Infra sizing
Reference VM for a single-server pilot, growth signals, license-debt risks.
Reference VM (single-server alpha)
The platform fits in one VM for the pilot phase:
| Resource | Sizing | Notes |
|---|---|---|
| vCPU | 12 cores | Burst usage during e2e tests |
| RAM | 32 GB | Trace store + gateway + databases |
| Disk | 256 GB SSD | Growth alert at 60 % (150 GB) |
| OS | Ubuntu 22.04 LTS | Anything with modern Docker works |
This carries roughly 50 active users at 100 prompts each per day without strain. Past that, split.
Per-service caps
Compose declares CPU and memory caps so one runaway service does not starve the rest. Reference defaults:
| Service | CPU cap | RAM cap |
|---|---|---|
| ClickHouse | 2 vCPU | 4 GB |
| LLM Guard | 1 vCPU | 2 GB |
| Presidio Analyzer | 1 vCPU | 1.5 GB |
| Gateway | 2 vCPU | 2 GB |
| Chat | 2 vCPU | 2 GB |
| Langfuse worker | 2 vCPU | 2 GB |
| Langfuse web | 1 vCPU | 1 GB |
| Postgres | 1 vCPU | 1 GB |
| MongoDB | 1 vCPU | 1 GB |
Tune in docker-compose.yml under each service's deploy.resources.
Disk allocation (per service)
| Volume | Initial allocation | Notes |
|---|---|---|
postgres-data | 10 GB | Gateway keys + trace metadata |
mongodb-data | 20 GB | Conversations grow linearly with usage |
clickhouse-data | 50 GB | Fastest grower — ~50 MB / 1000 traces |
minio-data | 30 GB | Langfuse blob payloads |
prometheus-data | 20 GB | 15-day retention |
grafana-data | 5 GB | State + user-uploaded JSON |
Alert at 60 % disk. Expand to 500 GB when ClickHouse + MinIO together cross 100 GB.
When to split off
You have one VM. When do you start adding more?
- ClickHouse + MinIO crossing 100 GB — move them to their own data VM with a larger disk.
- More than 100 concurrent active users — split the chat behind
a load balancer; The chat has resumable-streams support for
multi-instance setups (
REDIS_*env vars enable it). - Gateway CPU saturated — add more gateway replicas. Postgres + Redis are shared.
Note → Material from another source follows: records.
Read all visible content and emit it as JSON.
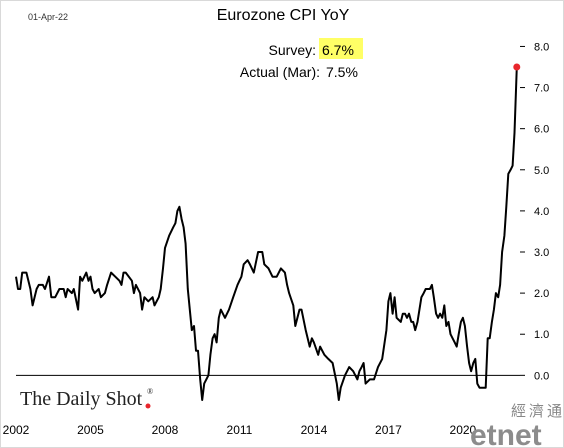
{
  "header": {
    "date": "01-Apr-22"
  },
  "chart_data": {
    "type": "line",
    "title": "Eurozone CPI YoY",
    "xlabel": "",
    "ylabel": "",
    "xlim": [
      2002.0,
      2022.3
    ],
    "ylim": [
      -0.6,
      8.4
    ],
    "x_ticks": [
      2002,
      2005,
      2008,
      2011,
      2014,
      2017,
      2020
    ],
    "x_tick_labels": [
      "2002",
      "2005",
      "2008",
      "2011",
      "2014",
      "2017",
      "2020"
    ],
    "y_ticks": [
      0.0,
      1.0,
      2.0,
      3.0,
      4.0,
      5.0,
      6.0,
      7.0,
      8.0
    ],
    "y_tick_labels": [
      "0.0",
      "1.0",
      "2.0",
      "3.0",
      "4.0",
      "5.0",
      "6.0",
      "7.0",
      "8.0"
    ],
    "y_axis_side": "right",
    "zero_line": true,
    "grid": false,
    "line_color": "#000000",
    "end_marker_color": "#e8262c",
    "annotations": {
      "survey_label": "Survey:",
      "survey_value": "6.7%",
      "survey_highlight": "#ffff66",
      "actual_label": "Actual (Mar):",
      "actual_value": "7.5%"
    },
    "series": [
      {
        "values": [
          [
            2002.0,
            2.4
          ],
          [
            2002.08,
            2.1
          ],
          [
            2002.17,
            2.1
          ],
          [
            2002.25,
            2.5
          ],
          [
            2002.42,
            2.5
          ],
          [
            2002.58,
            2.1
          ],
          [
            2002.67,
            1.7
          ],
          [
            2002.83,
            2.1
          ],
          [
            2002.92,
            2.2
          ],
          [
            2003.08,
            2.2
          ],
          [
            2003.17,
            2.1
          ],
          [
            2003.33,
            2.4
          ],
          [
            2003.42,
            1.9
          ],
          [
            2003.58,
            1.9
          ],
          [
            2003.75,
            2.1
          ],
          [
            2003.92,
            2.1
          ],
          [
            2004.0,
            1.9
          ],
          [
            2004.08,
            2.1
          ],
          [
            2004.25,
            2.0
          ],
          [
            2004.33,
            2.1
          ],
          [
            2004.5,
            1.6
          ],
          [
            2004.58,
            2.4
          ],
          [
            2004.67,
            2.3
          ],
          [
            2004.83,
            2.5
          ],
          [
            2004.92,
            2.3
          ],
          [
            2005.0,
            2.4
          ],
          [
            2005.08,
            2.1
          ],
          [
            2005.17,
            2.0
          ],
          [
            2005.33,
            2.1
          ],
          [
            2005.42,
            1.9
          ],
          [
            2005.58,
            2.0
          ],
          [
            2005.67,
            2.2
          ],
          [
            2005.83,
            2.5
          ],
          [
            2006.0,
            2.4
          ],
          [
            2006.17,
            2.3
          ],
          [
            2006.25,
            2.2
          ],
          [
            2006.33,
            2.5
          ],
          [
            2006.42,
            2.5
          ],
          [
            2006.67,
            2.3
          ],
          [
            2006.75,
            2.0
          ],
          [
            2006.83,
            2.2
          ],
          [
            2007.0,
            2.0
          ],
          [
            2007.08,
            1.6
          ],
          [
            2007.17,
            1.9
          ],
          [
            2007.33,
            1.8
          ],
          [
            2007.5,
            1.9
          ],
          [
            2007.58,
            1.7
          ],
          [
            2007.75,
            1.9
          ],
          [
            2007.83,
            2.1
          ],
          [
            2007.92,
            2.6
          ],
          [
            2008.0,
            3.1
          ],
          [
            2008.17,
            3.4
          ],
          [
            2008.33,
            3.6
          ],
          [
            2008.42,
            3.7
          ],
          [
            2008.5,
            4.0
          ],
          [
            2008.58,
            4.1
          ],
          [
            2008.67,
            3.8
          ],
          [
            2008.75,
            3.6
          ],
          [
            2008.83,
            3.2
          ],
          [
            2008.92,
            2.1
          ],
          [
            2009.0,
            1.6
          ],
          [
            2009.08,
            1.1
          ],
          [
            2009.17,
            1.2
          ],
          [
            2009.25,
            0.6
          ],
          [
            2009.33,
            0.6
          ],
          [
            2009.42,
            -0.1
          ],
          [
            2009.5,
            -0.6
          ],
          [
            2009.58,
            -0.2
          ],
          [
            2009.75,
            0.0
          ],
          [
            2009.83,
            0.5
          ],
          [
            2009.92,
            0.9
          ],
          [
            2010.0,
            1.0
          ],
          [
            2010.08,
            0.8
          ],
          [
            2010.17,
            1.4
          ],
          [
            2010.25,
            1.6
          ],
          [
            2010.42,
            1.4
          ],
          [
            2010.58,
            1.6
          ],
          [
            2010.75,
            1.9
          ],
          [
            2010.92,
            2.2
          ],
          [
            2011.0,
            2.3
          ],
          [
            2011.08,
            2.4
          ],
          [
            2011.17,
            2.7
          ],
          [
            2011.33,
            2.8
          ],
          [
            2011.42,
            2.7
          ],
          [
            2011.58,
            2.5
          ],
          [
            2011.75,
            3.0
          ],
          [
            2011.92,
            3.0
          ],
          [
            2012.0,
            2.7
          ],
          [
            2012.17,
            2.6
          ],
          [
            2012.33,
            2.4
          ],
          [
            2012.5,
            2.4
          ],
          [
            2012.67,
            2.6
          ],
          [
            2012.83,
            2.5
          ],
          [
            2012.92,
            2.2
          ],
          [
            2013.0,
            2.0
          ],
          [
            2013.17,
            1.7
          ],
          [
            2013.25,
            1.2
          ],
          [
            2013.42,
            1.6
          ],
          [
            2013.5,
            1.6
          ],
          [
            2013.67,
            1.1
          ],
          [
            2013.83,
            0.7
          ],
          [
            2013.92,
            0.9
          ],
          [
            2014.0,
            0.8
          ],
          [
            2014.17,
            0.5
          ],
          [
            2014.25,
            0.7
          ],
          [
            2014.42,
            0.5
          ],
          [
            2014.58,
            0.4
          ],
          [
            2014.75,
            0.3
          ],
          [
            2014.92,
            -0.2
          ],
          [
            2015.0,
            -0.6
          ],
          [
            2015.08,
            -0.3
          ],
          [
            2015.25,
            0.0
          ],
          [
            2015.42,
            0.2
          ],
          [
            2015.58,
            0.1
          ],
          [
            2015.75,
            -0.1
          ],
          [
            2015.83,
            0.1
          ],
          [
            2015.92,
            0.2
          ],
          [
            2016.0,
            0.3
          ],
          [
            2016.08,
            -0.2
          ],
          [
            2016.25,
            -0.1
          ],
          [
            2016.42,
            -0.1
          ],
          [
            2016.58,
            0.2
          ],
          [
            2016.75,
            0.4
          ],
          [
            2016.92,
            1.1
          ],
          [
            2017.0,
            1.8
          ],
          [
            2017.08,
            2.0
          ],
          [
            2017.17,
            1.5
          ],
          [
            2017.25,
            1.9
          ],
          [
            2017.33,
            1.4
          ],
          [
            2017.5,
            1.3
          ],
          [
            2017.58,
            1.5
          ],
          [
            2017.67,
            1.5
          ],
          [
            2017.75,
            1.4
          ],
          [
            2017.83,
            1.5
          ],
          [
            2017.92,
            1.3
          ],
          [
            2018.0,
            1.3
          ],
          [
            2018.08,
            1.1
          ],
          [
            2018.17,
            1.3
          ],
          [
            2018.33,
            1.9
          ],
          [
            2018.42,
            2.0
          ],
          [
            2018.5,
            2.1
          ],
          [
            2018.67,
            2.1
          ],
          [
            2018.75,
            2.2
          ],
          [
            2018.83,
            1.9
          ],
          [
            2018.92,
            1.5
          ],
          [
            2019.0,
            1.4
          ],
          [
            2019.08,
            1.5
          ],
          [
            2019.17,
            1.4
          ],
          [
            2019.25,
            1.7
          ],
          [
            2019.33,
            1.2
          ],
          [
            2019.42,
            1.3
          ],
          [
            2019.5,
            1.0
          ],
          [
            2019.67,
            0.8
          ],
          [
            2019.75,
            0.7
          ],
          [
            2019.83,
            1.0
          ],
          [
            2019.92,
            1.3
          ],
          [
            2020.0,
            1.4
          ],
          [
            2020.08,
            1.2
          ],
          [
            2020.17,
            0.7
          ],
          [
            2020.25,
            0.3
          ],
          [
            2020.33,
            0.1
          ],
          [
            2020.42,
            0.3
          ],
          [
            2020.5,
            0.4
          ],
          [
            2020.58,
            -0.2
          ],
          [
            2020.67,
            -0.3
          ],
          [
            2020.75,
            -0.3
          ],
          [
            2020.83,
            -0.3
          ],
          [
            2020.92,
            -0.3
          ],
          [
            2021.0,
            0.9
          ],
          [
            2021.08,
            0.9
          ],
          [
            2021.17,
            1.3
          ],
          [
            2021.25,
            1.6
          ],
          [
            2021.33,
            2.0
          ],
          [
            2021.42,
            1.9
          ],
          [
            2021.5,
            2.2
          ],
          [
            2021.58,
            3.0
          ],
          [
            2021.67,
            3.4
          ],
          [
            2021.75,
            4.1
          ],
          [
            2021.83,
            4.9
          ],
          [
            2021.92,
            5.0
          ],
          [
            2022.0,
            5.1
          ],
          [
            2022.08,
            5.9
          ],
          [
            2022.17,
            7.5
          ]
        ]
      }
    ]
  },
  "branding": {
    "logo_text": "The Daily Shot",
    "logo_mark": "®",
    "source_logo_cn": "經濟通",
    "source_logo_en": "etnet"
  }
}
- Trace latency lag — split Langfuse worker into N replicas.
License debt
A handful of dependencies have non-permissive licences that limit commercial re-distribution:
| Component | License | Risk |
|---|---|---|
| MongoDB | SSPL | Cannot resell hosted MongoDB-as-a-service |
| MinIO | AGPLv3 | AGPL viral if you redistribute MinIO + extensions |
| Redis | RSALv2 | Cannot resell Redis-as-a-service |
For an internal run on your own infrastructureed deployment, all three are fine. If the platform is ever distributed externally, swap in:
- FerretDB for MongoDB (compatible wire protocol).
- SeaweedFS for MinIO (S3-compatible).
- Valkey for Redis (Apache-2.0 fork).
W9 of the roadmap tracks this swap as the license-debt resolution milestone.
Networking
- Outbound — model providers (OpenAI, Anthropic, …), Langfuse self- hosted obviously not outbound.
- Inbound — only the reverse proxy's 80/443.
- East-west — entirely within the
npuopsDocker network.
If you front everything through Cloudflare tunnel, there is no inbound at all. See Cloudflare tunnel.
Cost benchmark
The reference VM at AWS-style prices is approximately:
- VM (12 vCPU / 32 GB / 256 GB SSD) — ~$120-180/month
- Outbound bandwidth — ~$10/month at pilot scale
- Cloudflare tunnel + Access — free up to 50 users
- Backups (S3 or B2) — ~$5/month for daily snapshots, 30-day retention
So under $200/month to host the platform; the LLM inference cost sits on top and varies wildly by backend.